Google Augments Mobile Apps with Android Pay

December 21, 2015         By: Steven Anderson

Android Pay has been something of a lesser note in the mobile payments market, flooded under a host of competitors from the brand-specific tools like Apple Pay and Samsung Pay to the business-specific apps for Starbucks, Dunkin’ Donuts and a host of others.

Google may have a plan to help cut through the clutter, however, and it’s already starting up.

Now, Android Pay can be used within mobile apps, as a means to make a payment right at the mobile app level.

This opens up Android Pay to a variety of very popular services, from Lyft to Wish to Hotel Tonight. What’s more, this is just the beginning; the service is set to hit several more over the next few months, and Google’s even going so far as to offer discounts for those who use the payment system therein; DoorDash users get $10 off, and those on their first Lyft ride get likewise.

OpenTable diners get $20 off, and Vinted shoppers get 30 percent off.

Some of the biggest apps around will be getting the Android Pay support in months to come, including such major names as Groupon, NewEgg, Priceline, GrubHub and Uber. Just to top it off, Google is set to bring Android Pay to Australia starting in the early days of 2016.

Several banks have agreed to work with Google on this, and that’s going to add to the support Google’s already seeing in the region from places like Telstra, Pizza Capers, and Brumby’s Bakery.

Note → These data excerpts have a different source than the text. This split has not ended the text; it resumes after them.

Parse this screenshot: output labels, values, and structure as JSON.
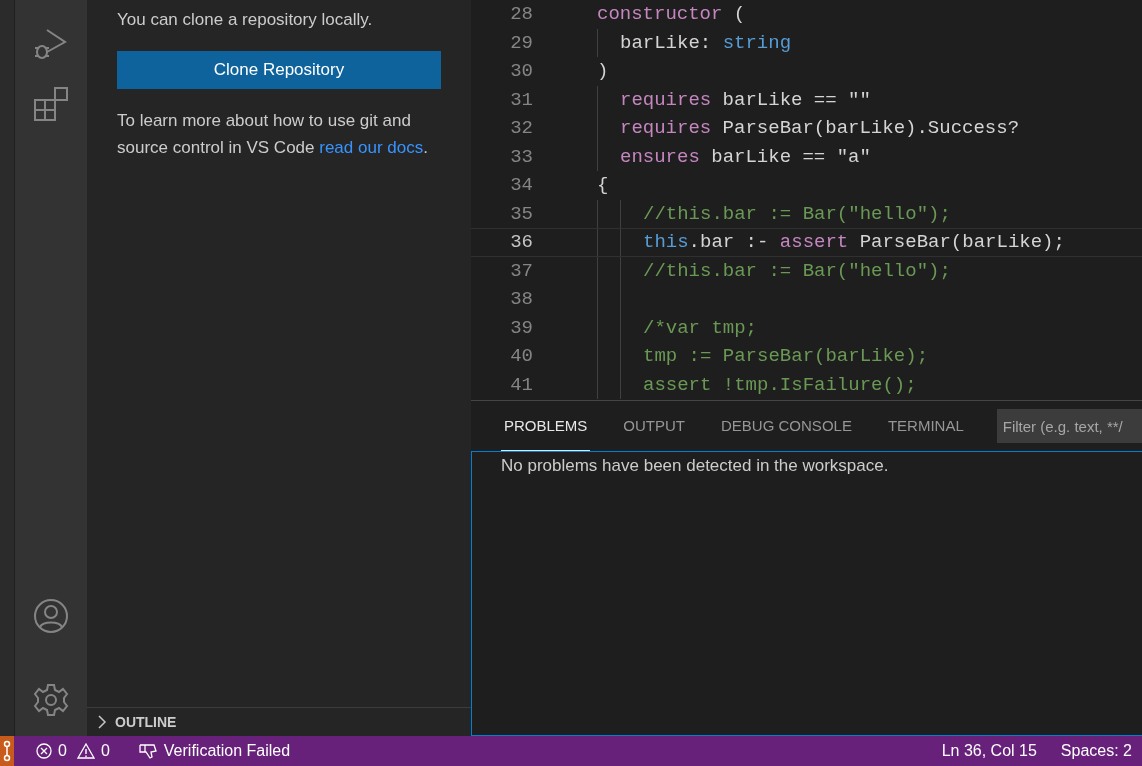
{
  "sidebar": {
    "intro": "You can clone a repository locally.",
    "button": "Clone Repository",
    "help": "To learn more about how to use git and source control in VS Code",
    "link": "read our docs",
    "after": ".",
    "outline": {
      "label": "OUTLINE",
      "expanded": false
    }
  },
  "editor": {
    "lines": [
      {
        "number": "28",
        "current": false,
        "tokens": [
          {
            "kind": "keyword",
            "text": "constructor"
          },
          {
            "kind": "plain",
            "text": " ("
          }
        ],
        "children": [
          {
            "number": "29",
            "current": false,
            "tokens": [
              {
                "kind": "plain",
                "text": "barLike: "
              },
              {
                "kind": "type",
                "text": "string"
              }
            ]
          }
        ]
      },
      {
        "number": "30",
        "current": false,
        "tokens": [
          {
            "kind": "plain",
            "text": ")"
          }
        ],
        "children": [
          {
            "number": "31",
            "current": false,
            "tokens": [
              {
                "kind": "keyword",
                "text": "requires"
              },
              {
                "kind": "plain",
                "text": " barLike == \"\""
              }
            ]
          },
          {
            "number": "32",
            "current": false,
            "tokens": [
              {
                "kind": "keyword",
                "text": "requires"
              },
              {
                "kind": "plain",
                "text": " ParseBar(barLike).Success?"
              }
            ]
          },
          {
            "number": "33",
            "current": false,
            "tokens": [
              {
                "kind": "keyword",
                "text": "ensures"
              },
              {
                "kind": "plain",
                "text": " barLike == \"a\""
              }
            ]
          }
        ]
      },
      {
        "number": "34",
        "current": false,
        "tokens": [
          {
            "kind": "plain",
            "text": "{"
          }
        ],
        "children": [
          {
            "children": [
              {
                "number": "35",
                "current": false,
                "tokens": [
                  {
                    "kind": "comment",
                    "text": "//this.bar := Bar(\"hello\");"
                  }
                ]
              },
              {
                "number": "36",
                "current": true,
                "tokens": [
                  {
                    "kind": "type",
                    "text": "this"
                  },
                  {
                    "kind": "plain",
                    "text": ".bar :- "
                  },
                  {
                    "kind": "keyword",
                    "text": "assert"
                  },
                  {
                    "kind": "plain",
                    "text": " ParseBar(barLike);"
                  }
                ]
              },
              {
                "number": "37",
                "current": false,
                "tokens": [
                  {
                    "kind": "comment",
                    "text": "//this.bar := Bar(\"hello\");"
                  }
                ]
              },
              {
                "number": "38",
                "current": false
              },
              {
                "number": "39",
                "current": false,
                "tokens": [
                  {
                    "kind": "comment",
                    "text": "/*var tmp;"
                  }
                ]
              },
              {
                "number": "40",
                "current": false,
                "tokens": [
                  {
                    "kind": "comment",
                    "text": "tmp := ParseBar(barLike);"
                  }
                ]
              },
              {
                "number": "41",
                "current": false,
                "tokens": [
                  {
                    "kind": "comment",
                    "text": "assert !tmp.IsFailure();"
                  }
                ]
              }
            ]
          }
        ]
      }
    ]
  },
  "panel": {
    "tabs": [
      {
        "label": "PROBLEMS",
        "selected": true
      },
      {
        "label": "OUTPUT",
        "selected": false
      },
      {
        "label": "DEBUG CONSOLE",
        "selected": false
      },
      {
        "label": "TERMINAL",
        "selected": false
      }
    ],
    "filter": {
      "placeholder": "Filter (e.g. text, **/"
    },
    "message": "No problems have been detected in the workspace."
  },
  "status_bar": {
    "errors": "0",
    "warnings": "0",
    "verification": "Verification Failed",
    "position": "Ln 36, Col 15",
    "indentation": "Spaces: 2"
  }
}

This is the kind of move that may well pull Android Pay forward.

For some time now, one of the biggest problems it’s faced is its sheer competition. With other competitors proving more adept at use in stores, it was easy to wonder what place Android Pay would have when seemingly every other Android phone maker was getting into the market itself.

Why have Android Pay when Samsung Pay or LG Pay would do the job? Now, it becomes clearer; that app connection may have just taken Android Pay from a comparatively superfluous also-ran to a perfectly viable alternative.

We all know that users only want to use a couple apps tops, but if Android Pay integrates itself into the apps directly, that increases the chance it will be used, since it doesn’t require the use of a separate app. With the app economy being what it is, and appealing so thoroughly to the millennial users, it may have just found a niche market that it can hold for the foreseeable future.

Android Pay has no shortage of competitors taking it on in the field, but with this new move in the app field, its new niche may be just the right one.